Recently, we have described neurotoxic effects of the DI‐CMTC mutations in Drosophila, making this organism a valid model to study the underlying disease pathomechanism. Despite already fourteen CMT‐associated variations in GARS are described, none of them was successfully studied in an animal model thus far. As part of my PhD studies, we established a CMT2D model by expressing two pathogenic GARS mutations (G240R and P234KY) in Drosophila.
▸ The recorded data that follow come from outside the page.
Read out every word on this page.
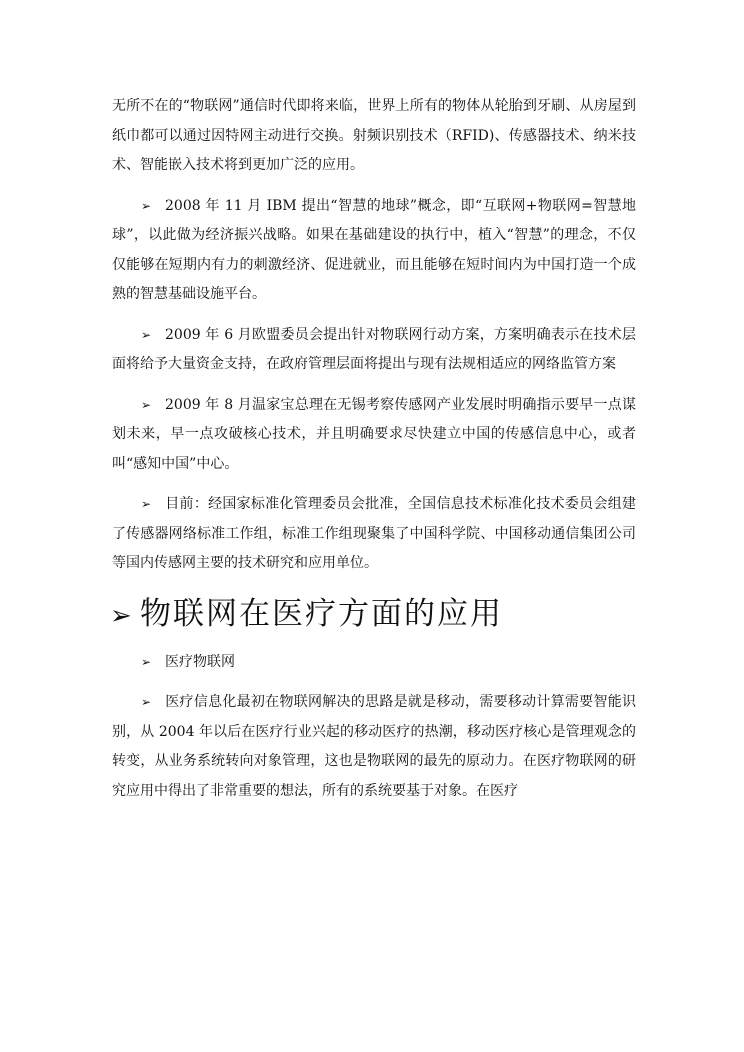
无所不在的“物联网”通信时代即将来临，世界上所有的物体从轮胎到牙刷、从房屋到纸巾都可以通过因特网主动进行交换。射频识别技术（RFID)、传感器技术、纳米技术、智能嵌入技术将到更加广泛的应用。

➢ 2008 年 11 月 IBM 提出“智慧的地球”概念，即“互联网+物联网=智慧地球”，以此做为经济振兴战略。如果在基础建设的执行中，植入“智慧”的理念，不仅仅能够在短期内有力的刺激经济、促进就业，而且能够在短时间内为中国打造一个成熟的智慧基础设施平台。

➢ 2009 年 6 月欧盟委员会提出针对物联网行动方案，方案明确表示在技术层面将给予大量资金支持，在政府管理层面将提出与现有法规相适应的网络监管方案

➢ 2009 年 8 月温家宝总理在无锡考察传感网产业发展时明确指示要早一点谋划未来，早一点攻破核心技术，并且明确要求尽快建立中国的传感信息中心，或者叫“感知中国”中心。

➢ 目前：经国家标准化管理委员会批准，全国信息技术标准化技术委员会组建了传感器网络标准工作组，标准工作组现聚集了中国科学院、中国移动通信集团公司等国内传感网主要的技术研究和应用单位。

➢ 物联网在医疗方面的应用
➢ 医疗物联网

➢ 医疗信息化最初在物联网解决的思路是就是移动，需要移动计算需要智能识别，从 2004 年以后在医疗行业兴起的移动医疗的热潮，移动医疗核心是管理观念的转变，从业务系统转向对象管理，这也是物联网的最先的原动力。在医疗物联网的研究应用中得出了非常重要的想法，所有的系统要基于对象。在医疗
Interestingly, these flies exhibited phenotypes similar to the ones described in the DI‐CMTC Drosophila model, ranging from compromised viability, climbing defects and neuronal electrophysiological and morphological impairment, as well as mutant specific phenotypes, amenable to largescale genetic screens. Additionally, we demonstrated that the cytoplasmic isoform of GARS is sufficient to induce the observed phenotypes. In order to give an answer to the question which function/s of YARS and GARS are affected by the CMT mutations, we performed an unbiased screening for diseaserelevant genetic interactions in Drosophila.
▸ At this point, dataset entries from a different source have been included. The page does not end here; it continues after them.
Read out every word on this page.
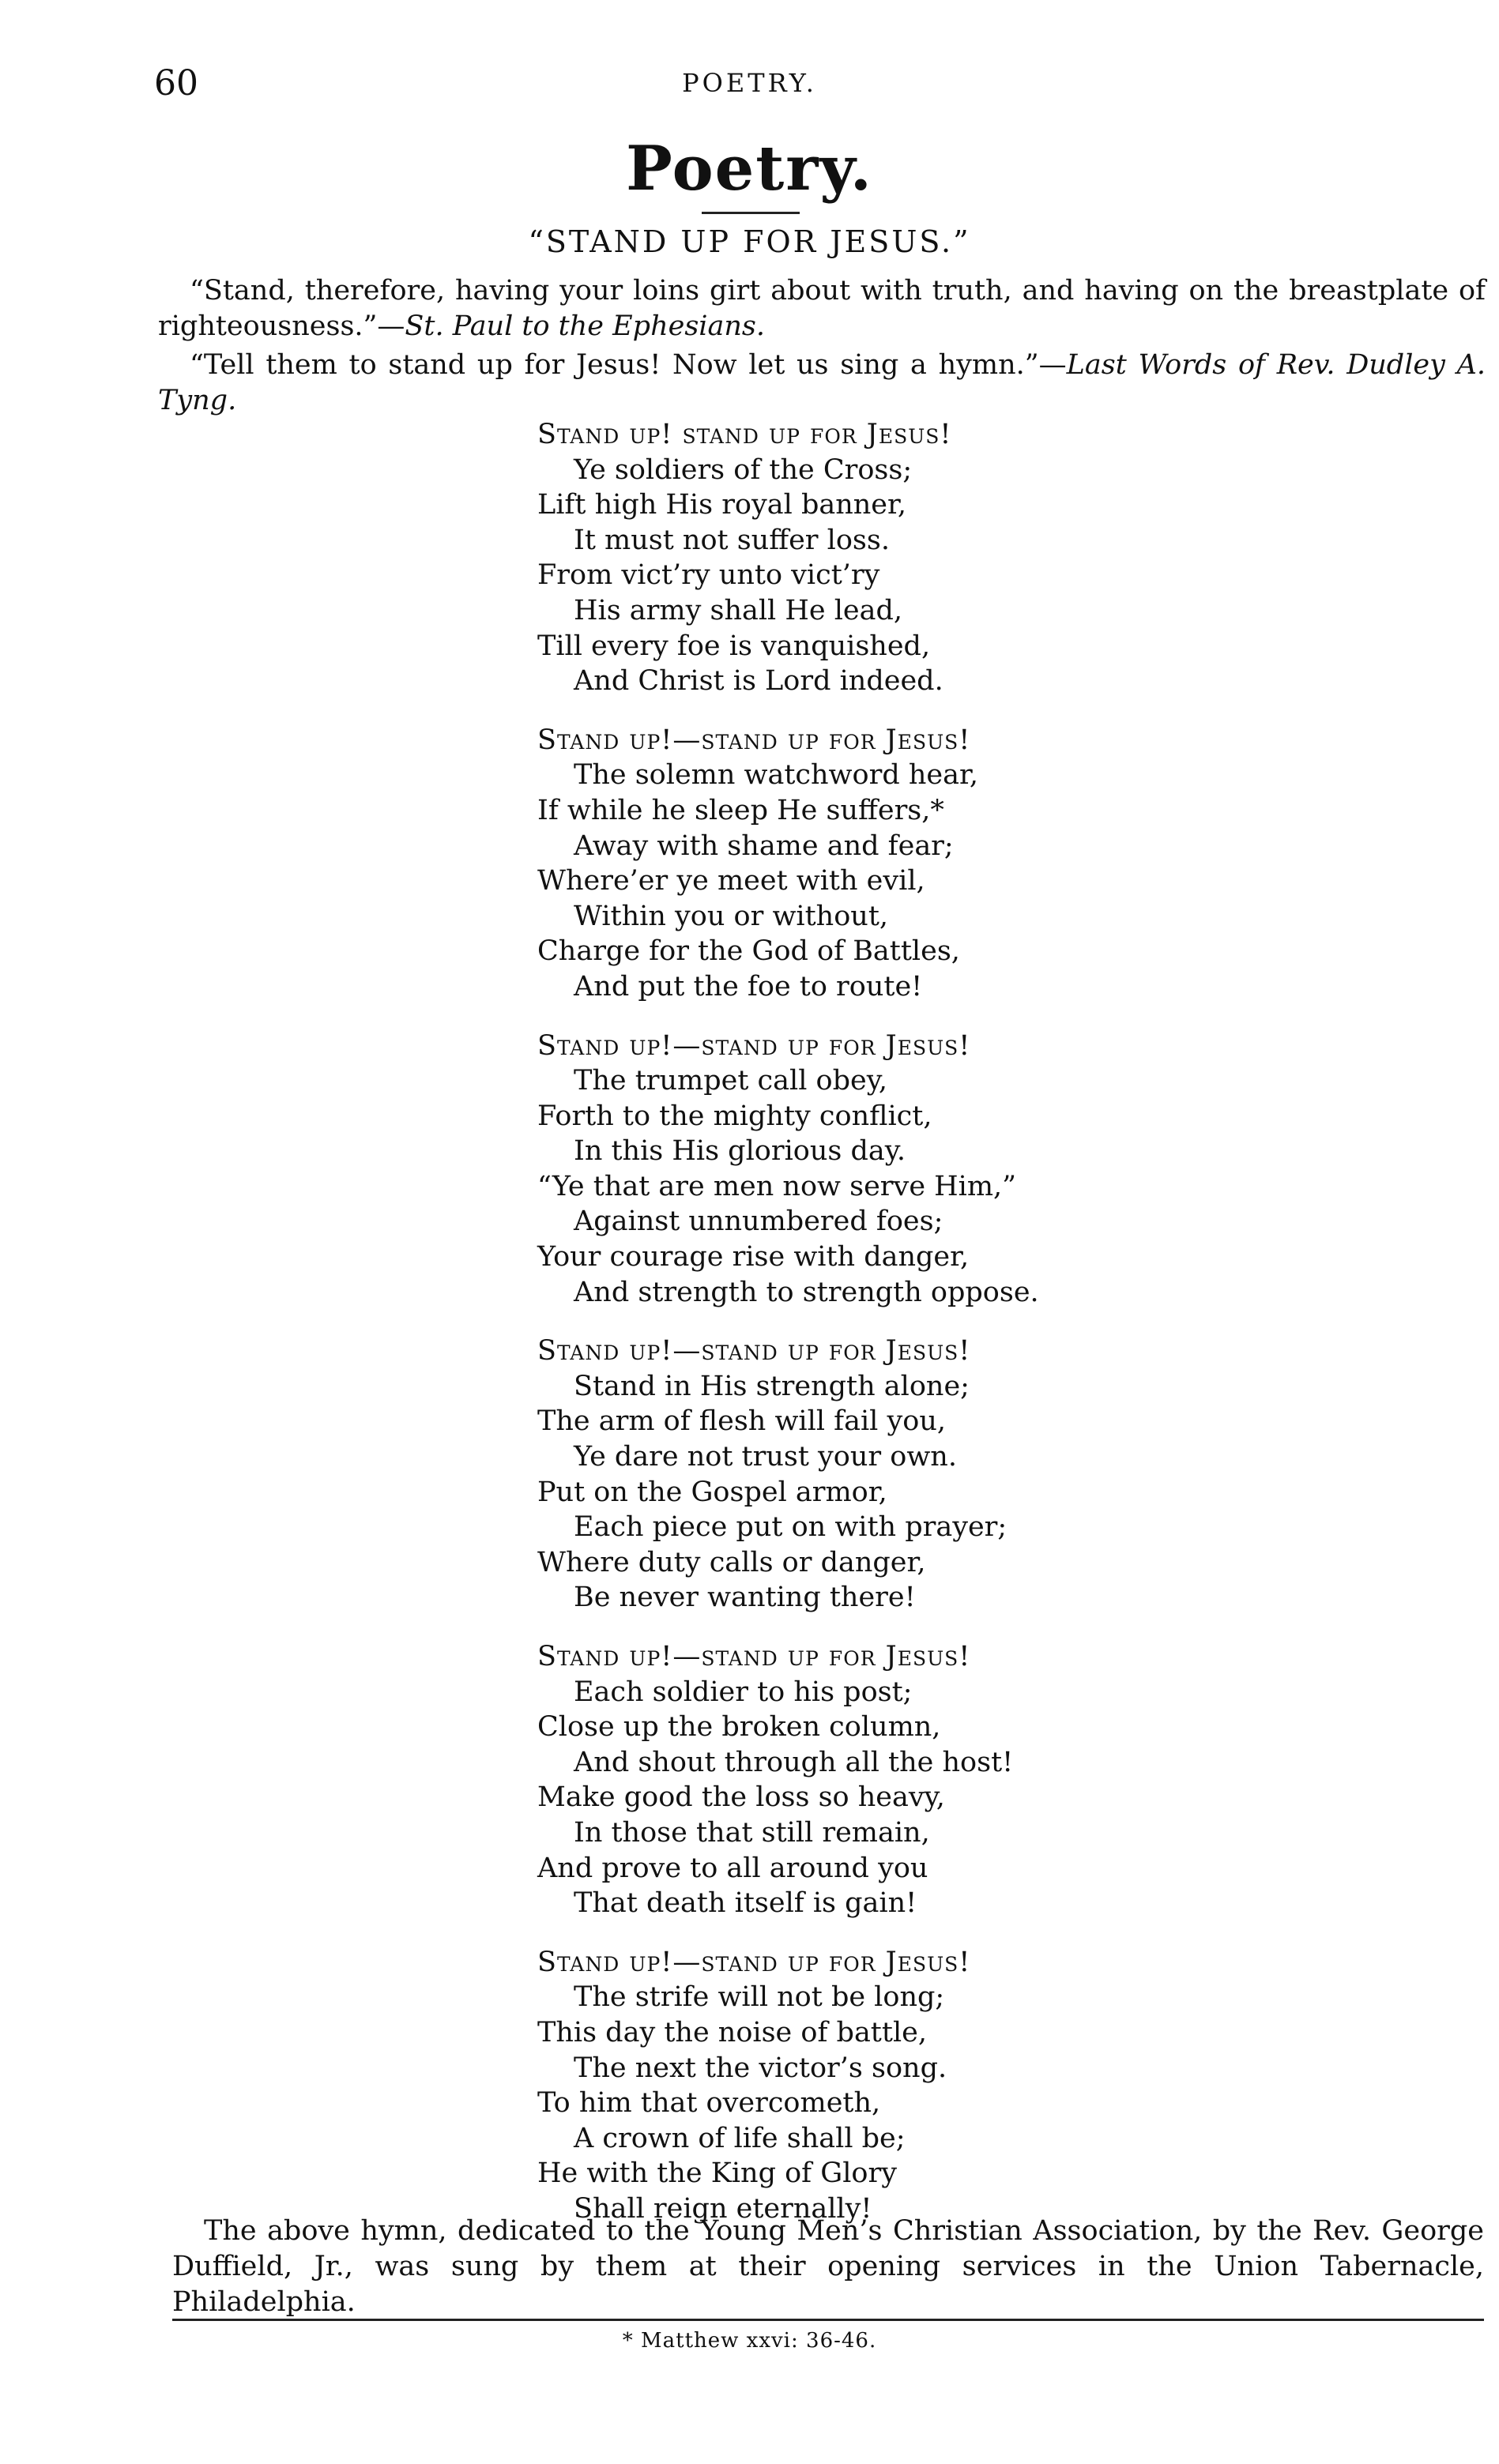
60	POETRY.
Poetry.
“STAND UP FOR JESUS.”
“Stand, therefore, having your loins girt about with truth, and having on the breastplate of righteousness.”—St. Paul to the Ephesians.
“Tell them to stand up for Jesus! Now let us sing a hymn.”—Last Words of Rev. Dudley A. Tyng.
Stand up! stand up for Jesus!
Ye soldiers of the Cross;
Lift high His royal banner,
It must not suffer loss.
From vict’ry unto vict’ry
His army shall He lead,
Till every foe is vanquished,
And Christ is Lord indeed.
Stand up!—stand up for Jesus!
The solemn watchword hear,
If while he sleep He suffers,*
Away with shame and fear;
Where’er ye meet with evil,
Within you or without,
Charge for the God of Battles,
And put the foe to route!
Stand up!—stand up for Jesus!
The trumpet call obey,
Forth to the mighty conflict,
In this His glorious day.
“Ye that are men now serve Him,”
Against unnumbered foes;
Your courage rise with danger,
And strength to strength oppose.
Stand up!—stand up for Jesus!
Stand in His strength alone;
The arm of flesh will fail you,
Ye dare not trust your own.
Put on the Gospel armor,
Each piece put on with prayer;
Where duty calls or danger,
Be never wanting there!
Stand up!—stand up for Jesus!
Each soldier to his post;
Close up the broken column,
And shout through all the host!
Make good the loss so heavy,
In those that still remain,
And prove to all around you
That death itself is gain!
Stand up!—stand up for Jesus!
The strife will not be long;
This day the noise of battle,
The next the victor’s song.
To him that overcometh,
A crown of life shall be;
He with the King of Glory
Shall reign eternally!
The above hymn, dedicated to the Young Men’s Christian Association, by the Rev. George Duffield, Jr., was sung by them at their opening services in the Union Tabernacle, Philadelphia.
* Matthew xxvi: 36-46.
The first genetic evidences that the two CMTassociated aaRSs could have a shared mechanism underlying the disease pathology came by identifying seven common modifiers of mutant YARS and GARS‐induced ommatidial disorganization. Four of the modifier genes encode actin‐binding or ‐regulating proteins and they served as a genetic determinant to study actin cytoskeleton. Interestingly, we were able to demonstrated actin cytoskeleton misbalance in the nervous system of the DI‐CMTC/CMT2D flies, as well as in CMT patients‐derived cells.
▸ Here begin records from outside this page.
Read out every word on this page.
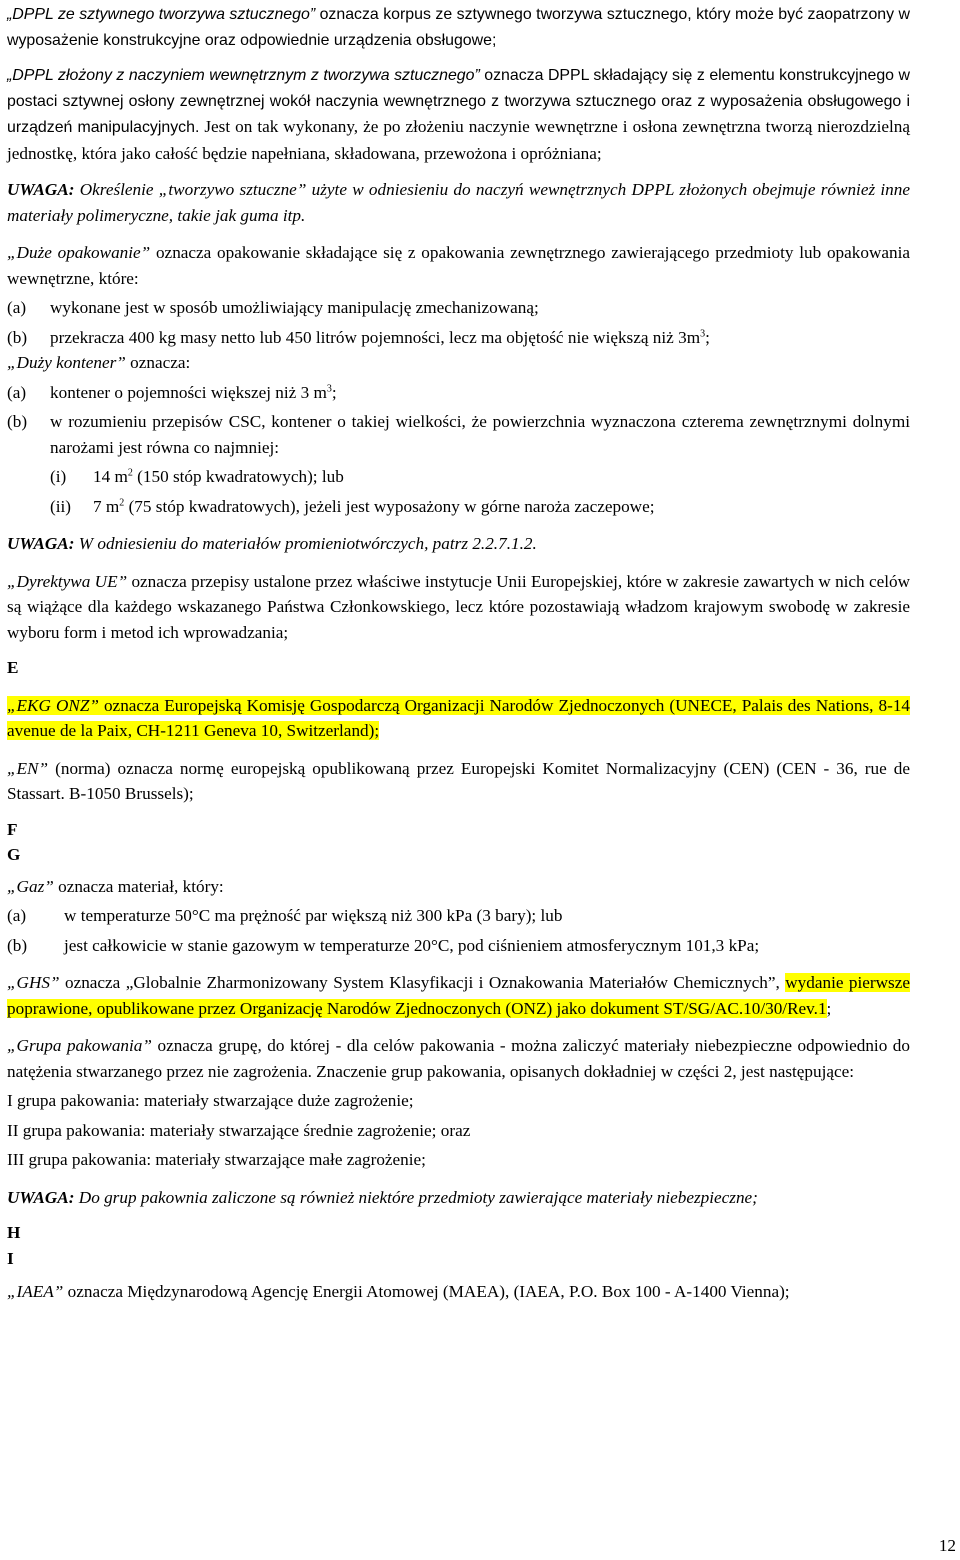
„DPPL ze sztywnego tworzywa sztucznego” oznacza korpus ze sztywnego tworzywa sztucznego, który może być zaopatrzony w wyposażenie konstrukcyjne oraz odpowiednie urządzenia obsługowe;

„DPPL złożony z naczyniem wewnętrznym z tworzywa sztucznego” oznacza DPPL składający się z elementu konstrukcyjnego w postaci sztywnej osłony zewnętrznej wokół naczynia wewnętrznego z tworzywa sztucznego oraz z wyposażenia obsługowego i urządzeń manipulacyjnych. Jest on tak wykonany, że po złożeniu naczynie wewnętrzne i osłona zewnętrzna tworzą nierozdzielną jednostkę, która jako całość będzie napełniana, składowana, przewożona i opróżniana;

UWAGA: Określenie „tworzywo sztuczne” użyte w odniesieniu do naczyń wewnętrznych DPPL złożonych obejmuje również inne materiały polimeryczne, takie jak guma itp.

„Duże opakowanie” oznacza opakowanie składające się z opakowania zewnętrznego zawierającego przedmioty lub opakowania wewnętrzne, które:

(a)	wykonane jest w sposób umożliwiający manipulację zmechanizowaną;
(b)	przekracza 400 kg masy netto lub 450 litrów pojemności, lecz ma objętość nie większą niż $3m^3$;

„Duży kontener” oznacza:

(a)	kontener o pojemności większej niż 3 $m^3$;
(b)	w rozumieniu przepisów CSC, kontener o takiej wielkości, że powierzchnia wyznaczona czterema zewnętrznymi dolnymi narożami jest równa co najmniej:
(i)	14 $m^2$ (150 stóp kwadratowych); lub
(ii)	7 $m^2$ (75 stóp kwadratowych), jeżeli jest wyposażony w górne naroża zaczepowe;

UWAGA: W odniesieniu do materiałów promieniotwórczych, patrz 2.2.7.1.2.

„Dyrektywa UE” oznacza przepisy ustalone przez właściwe instytucje Unii Europejskiej, które w zakresie zawartych w nich celów są wiążące dla każdego wskazanego Państwa Członkowskiego, lecz które pozostawiają władzom krajowym swobodę w zakresie wyboru form i metod ich wprowadzania;

E

„EKG ONZ” oznacza Europejską Komisję Gospodarczą Organizacji Narodów Zjednoczonych (UNECE, Palais des Nations, 8-14 avenue de la Paix, CH-1211 Geneva 10, Switzerland);

„EN” (norma) oznacza normę europejską opublikowaną przez Europejski Komitet Normalizacyjny (CEN) (CEN - 36, rue de Stassart. B-1050 Brussels);

F

G

„Gaz” oznacza materiał, który:

(a)	w temperaturze 50°C ma prężność par większą niż 300 kPa (3 bary); lub
(b)	jest całkowicie w stanie gazowym w temperaturze 20°C, pod ciśnieniem atmosferycznym 101,3 kPa;

„GHS” oznacza „Globalnie Zharmonizowany System Klasyfikacji i Oznakowania Materiałów Chemicznych”, wydanie pierwsze poprawione, opublikowane przez Organizację Narodów Zjednoczonych (ONZ) jako dokument ST/SG/AC.10/30/Rev.1;

„Grupa pakowania” oznacza grupę, do której - dla celów pakowania - można zaliczyć materiały niebezpieczne odpowiednio do natężenia stwarzanego przez nie zagrożenia. Znaczenie grup pakowania, opisanych dokładniej w części 2, jest następujące:

I grupa pakowania: materiały stwarzające duże zagrożenie;

II grupa pakowania: materiały stwarzające średnie zagrożenie; oraz

III grupa pakowania: materiały stwarzające małe zagrożenie;

UWAGA: Do grup pakownia zaliczone są również niektóre przedmioty zawierające materiały niebezpieczne;

H

I

„IAEA” oznacza Międzynarodową Agencję Energii Atomowej (MAEA), (IAEA, P.O. Box 100 - A-1400 Vienna);

12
Altered subcellular distribution of mutant YARS and GARS is a topic studied as extensively as the canonical function of both enzymes. For the first time, we demonstrate specific sub‐synaptic localization for the two aaRSs, where they affect the synaptic actin cytoskeleton and synaptic vesicles’dynamics. Additionally, we were able to modulate the neurotoxicity observed in the DI‐CMTC/CMT2D flies by altering the expression levels of Fimbrin, a genetic modifier with key function in actin remodeling.
In summary, by exploring the CMT2D and DI‐CMTC Drosophila models we were able to identify a) a novel role for the two CMT‐causing aaRSs in actin cytoskeleton remodeling, b) specific subsynaptic localization for both mutant and wild type YARS and GARS, and thereby, c) their contribution to the synaptic function and the DICMTC/CMT2D pathogenesis, respectively.